Pornography is a social taboo. Few will admit to its use, yet the market is enormous. In pre-Internet societies, pornography often had to be procured secretly. Today it can be viewed discretely and directly on a home computer with just a few clicks. Pornography sites rank high among the list of most-visited websites in Germany, often attracting more visits than major media and retail sites.
But what effect does the consumption of pornographic material have on the human brain? Berlin-based researchers Simone Kühn and Jürgen Gallinat looked into the matter. The scientists studied 64 adult men aged 21 to 45. The subjects were first asked about their current consumption of pornography. For example: “Since when have you been using pornographic material?” and “For how many hours a week on average do you view it?” Then, with the help of magnetic resonance imaging, the researchers recorded brain structure and brain activities while the subjects were viewing pornographic images.
The evaluation found a connection between the number of hours the subjects spent viewing pornographic material per week and the overall volume of grey matter in their brains, with a negative correlation between pornography use and the volume of the striatum, an area of the brain that makes up part of the reward system. The more the subjects were exposed to pornography, the smaller the volume of their striatum. “This could mean that regular consumption of pornography dulls the reward system, as it were,” says Simone Kühn, lead author of the study and scientist in the developmental psychology research area at the Max Planck Institute for Human Development.
Moreover, while the subjects were viewing sexually stimulating images, the level of activity in the reward system was significantly lower in the brains of the frequent and regular users of pornography than in seldom and irregular users. “We therefore assume that subjects with high pornography consumption require ever stronger stimuli to reach the same reward level,” says Simone Kühn. This is consistent with the findings on the functional connectivity of the striatum to other brain areas: high pornography consumption was found to be associated with diminished communication between the reward area and the prefrontal cortex. The prefrontal cortex, together with the striatum, is involved in motivation and appears to control the reward-seeking drive.

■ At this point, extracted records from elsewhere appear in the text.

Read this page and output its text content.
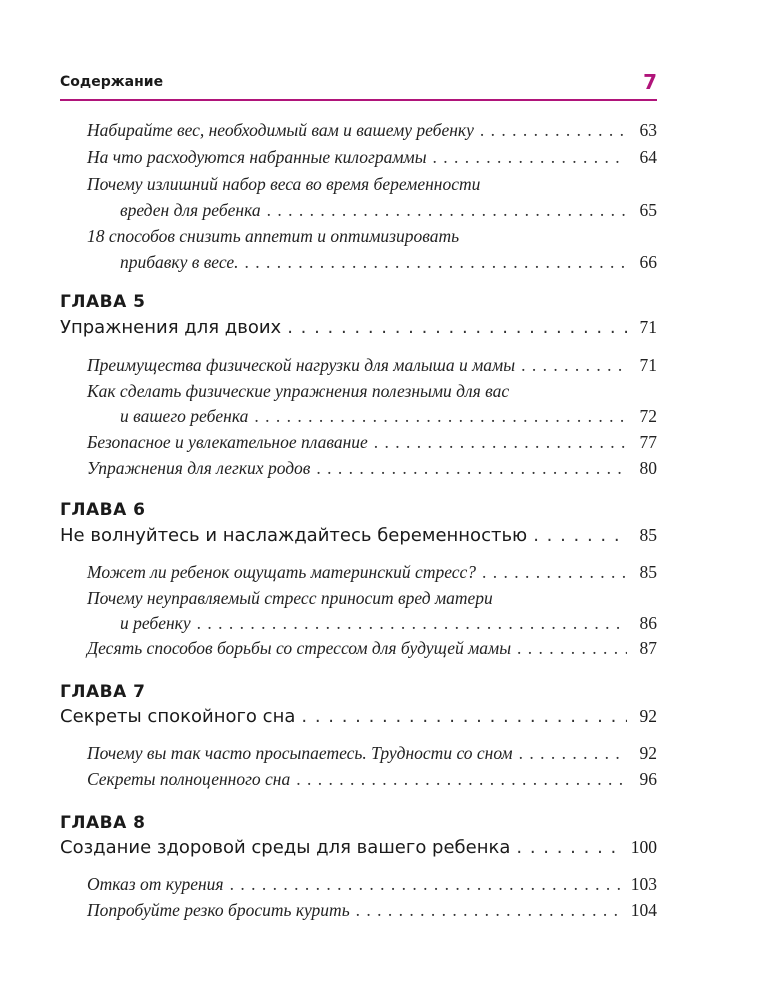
Содержание	7
Набирайте вес, необходимый вам и вашему ребенку . . .	63
На что расходуются набранные килограммы . . .	64
Почему излишний набор веса во время беременности
вреден для ребенка . . .	65
18 способов снизить аппетит и оптимизировать
прибавку в весе. . . .	66
ГЛАВА 5
Упражнения для двоих . . .	71
Преимущества физической нагрузки для малыша и мамы . . .	71
Как сделать физические упражнения полезными для вас
и вашего ребенка . . .	72
Безопасное и увлекательное плавание . . .	77
Упражнения для легких родов . . .	80
ГЛАВА 6
Не волнуйтесь и наслаждайтесь беременностью . . .	85
Может ли ребенок ощущать материнский стресс? . . .	85
Почему неуправляемый стресс приносит вред матери
и ребенку . . .	86
Десять способов борьбы со стрессом для будущей мамы . . .	87
ГЛАВА 7
Секреты спокойного сна . . .	92
Почему вы так часто просыпаетесь. Трудности со сном . . .	92
Секреты полноценного сна . . .	96
ГЛАВА 8
Создание здоровой среды для вашего ребенка . . .	100
Отказ от курения . . .	103
Попробуйте резко бросить курить . . .	104
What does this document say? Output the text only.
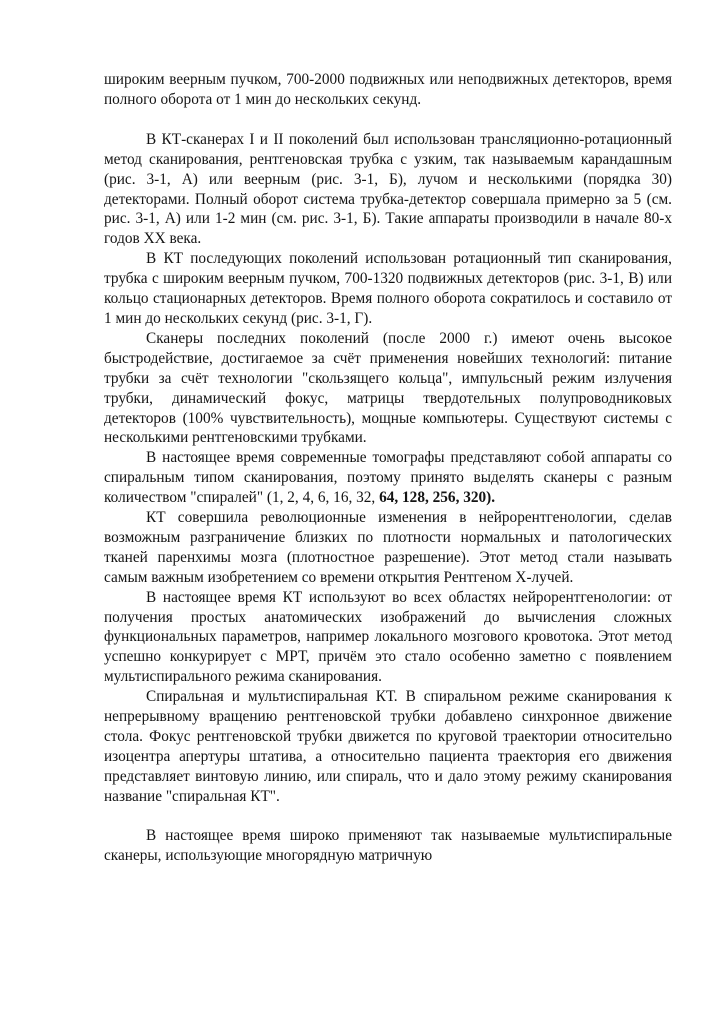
широким веерным пучком, 700-2000 подвижных или неподвижных детекторов, время полного оборота от 1 мин до нескольких секунд.

В КТ-сканерах I и II поколений был использован трансляционно-ротационный метод сканирования, рентгеновская трубка с узким, так называемым карандашным (рис. 3-1, А) или веерным (рис. 3-1, Б), лучом и несколькими (порядка 30) детекторами. Полный оборот система трубка-детектор совершала примерно за 5 (см. рис. 3-1, А) или 1-2 мин (см. рис. 3-1, Б). Такие аппараты производили в начале 80-х годов XX века.

В КТ последующих поколений использован ротационный тип сканирования, трубка с широким веерным пучком, 700-1320 подвижных детекторов (рис. 3-1, В) или кольцо стационарных детекторов. Время полного оборота сократилось и составило от 1 мин до нескольких секунд (рис. 3-1, Г).

Сканеры последних поколений (после 2000 г.) имеют очень высокое быстродействие, достигаемое за счёт применения новейших технологий: питание трубки за счёт технологии "скользящего кольца", импульсный режим излучения трубки, динамический фокус, матрицы твердотельных полупроводниковых детекторов (100% чувствительность), мощные компьютеры. Существуют системы с несколькими рентгеновскими трубками.

В настоящее время современные томографы представляют собой аппараты со спиральным типом сканирования, поэтому принято выделять сканеры с разным количеством "спиралей" (1, 2, 4, 6, 16, 32, 64, 128, 256, 320).

КТ совершила революционные изменения в нейрорентгенологии, сделав возможным разграничение близких по плотности нормальных и патологических тканей паренхимы мозга (плотностное разрешение). Этот метод стали называть самым важным изобретением со времени открытия Рентгеном Х-лучей.

В настоящее время КТ используют во всех областях нейрорентгенологии: от получения простых анатомических изображений до вычисления сложных функциональных параметров, например локального мозгового кровотока. Этот метод успешно конкурирует с МРТ, причём это стало особенно заметно с появлением мультиспирального режима сканирования.

Спиральная и мультиспиральная КТ. В спиральном режиме сканирования к непрерывному вращению рентгеновской трубки добавлено синхронное движение стола. Фокус рентгеновской трубки движется по круговой траектории относительно изоцентра апертуры штатива, а относительно пациента траектория его движения представляет винтовую линию, или спираль, что и дало этому режиму сканирования название "спиральная КТ".

В настоящее время широко применяют так называемые мультиспиральные сканеры, использующие многорядную матричную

The researchers believe that the findings on the connectivity between the striatum and other brain areas can be interpreted in two ways: either the decreased connectivity is a sign of experience-dependent neuronal plasticity, i.e. an effect of pornography consumption on the reward system, or alternatively, it could be a precondition that determines the level of pornography consumption. The researchers think that the first interpretation is the more likely explanation. “We assume that frequent pornography use leads to these changes. We’re planning follow-up studies to demonstrate this directly,” adds Jürgen Gallinat, co-author of the study and psychiatrist at the Psychiatric University Hospital Charité at St Hedwig Hospital.